More precisely, that was the marginal rate on income over $1 million/year. That would be about $5-6 million in today's dollars. Given much lower CEO compensation at the time, very few people encountered it. (And given those taxes, CEOs had less incentive to increase their salaries.)

The tax code was loaded up with deductions

Deductions have a tendency to accumulate over time. There were a bunch of deductions, but fewer than today.

only direct compensation was taxed, and you could still easily convert wages into capital gains

Theoretically true, but historically stock options were a much smaller portion of executive compensation than is the case today. See http://faculty.chicagobooth.edu/workshops/AppliedEcon/archiv... for a reference. (Incidentally their estimate is that only about 30% of the raise in CEO compensation is due to shifts in taxation policy.)

which even in that time were significantly lower than wage rates.

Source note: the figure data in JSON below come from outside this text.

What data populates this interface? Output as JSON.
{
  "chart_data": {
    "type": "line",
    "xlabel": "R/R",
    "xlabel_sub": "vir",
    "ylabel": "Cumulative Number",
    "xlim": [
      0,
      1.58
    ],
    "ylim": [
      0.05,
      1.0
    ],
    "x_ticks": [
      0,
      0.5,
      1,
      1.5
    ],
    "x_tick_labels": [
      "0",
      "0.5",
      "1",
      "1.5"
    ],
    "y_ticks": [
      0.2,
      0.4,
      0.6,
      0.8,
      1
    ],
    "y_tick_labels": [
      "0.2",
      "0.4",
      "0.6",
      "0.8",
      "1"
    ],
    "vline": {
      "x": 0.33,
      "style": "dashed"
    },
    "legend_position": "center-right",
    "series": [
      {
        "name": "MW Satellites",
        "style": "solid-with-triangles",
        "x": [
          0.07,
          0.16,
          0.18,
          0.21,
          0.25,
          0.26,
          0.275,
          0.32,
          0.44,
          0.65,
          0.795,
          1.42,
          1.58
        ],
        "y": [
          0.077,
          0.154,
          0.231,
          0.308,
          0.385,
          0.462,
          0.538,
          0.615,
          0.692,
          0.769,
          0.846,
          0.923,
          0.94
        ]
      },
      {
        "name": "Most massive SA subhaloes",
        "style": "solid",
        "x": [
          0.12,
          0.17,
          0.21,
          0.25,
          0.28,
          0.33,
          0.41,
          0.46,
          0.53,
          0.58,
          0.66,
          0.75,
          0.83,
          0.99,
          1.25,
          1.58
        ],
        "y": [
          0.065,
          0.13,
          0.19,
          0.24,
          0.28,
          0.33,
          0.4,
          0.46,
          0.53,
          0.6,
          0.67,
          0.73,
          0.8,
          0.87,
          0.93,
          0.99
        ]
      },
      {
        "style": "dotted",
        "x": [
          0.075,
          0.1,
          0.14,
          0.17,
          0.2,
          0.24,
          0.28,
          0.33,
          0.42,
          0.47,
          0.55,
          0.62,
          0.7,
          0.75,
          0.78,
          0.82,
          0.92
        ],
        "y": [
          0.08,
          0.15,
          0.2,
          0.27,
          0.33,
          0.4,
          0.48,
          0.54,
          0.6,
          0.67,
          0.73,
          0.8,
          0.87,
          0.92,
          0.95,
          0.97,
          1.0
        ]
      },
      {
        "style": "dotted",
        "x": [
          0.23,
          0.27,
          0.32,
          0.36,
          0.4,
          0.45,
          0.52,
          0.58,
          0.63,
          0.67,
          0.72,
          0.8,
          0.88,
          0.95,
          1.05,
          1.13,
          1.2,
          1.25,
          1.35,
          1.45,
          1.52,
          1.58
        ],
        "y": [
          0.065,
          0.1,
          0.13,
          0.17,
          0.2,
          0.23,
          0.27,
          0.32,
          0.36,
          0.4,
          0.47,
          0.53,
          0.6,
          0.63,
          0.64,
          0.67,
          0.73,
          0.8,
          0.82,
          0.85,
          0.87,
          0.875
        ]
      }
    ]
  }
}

Massively so. If your ordinary taxes were over 50%, you could opt a 25% capital gains rate.




> More precisely, that was the marginal rate on income over $1 million/year

There has not been a bracket that high since 1941. http://www.hkmscpa.com/hist%20tax%20rates.htm#5

> (And given those taxes, CEOs had less incentive to increase their salaries.)

Of course. So they just gave themselves company cars and executive washrooms and million dollar desks.

> Deductions have a tendency to accumulate over time. There were a bunch of deductions, but fewer than today.

We got rid of a bunch in the early 80's. As a simple example, all interest (not just interest on primary housing) was deductible before then.

> but historically stock options were a much smaller portion of executive compensation than is the case today

I wasn't suggesting stock options. You don't have to rely on stock options to convert your salary into capital gains. If you were a doctor or a lawyer pulling down a lot of money, you just formed a company and left the money you weren't consuming immediately in the company's bank account.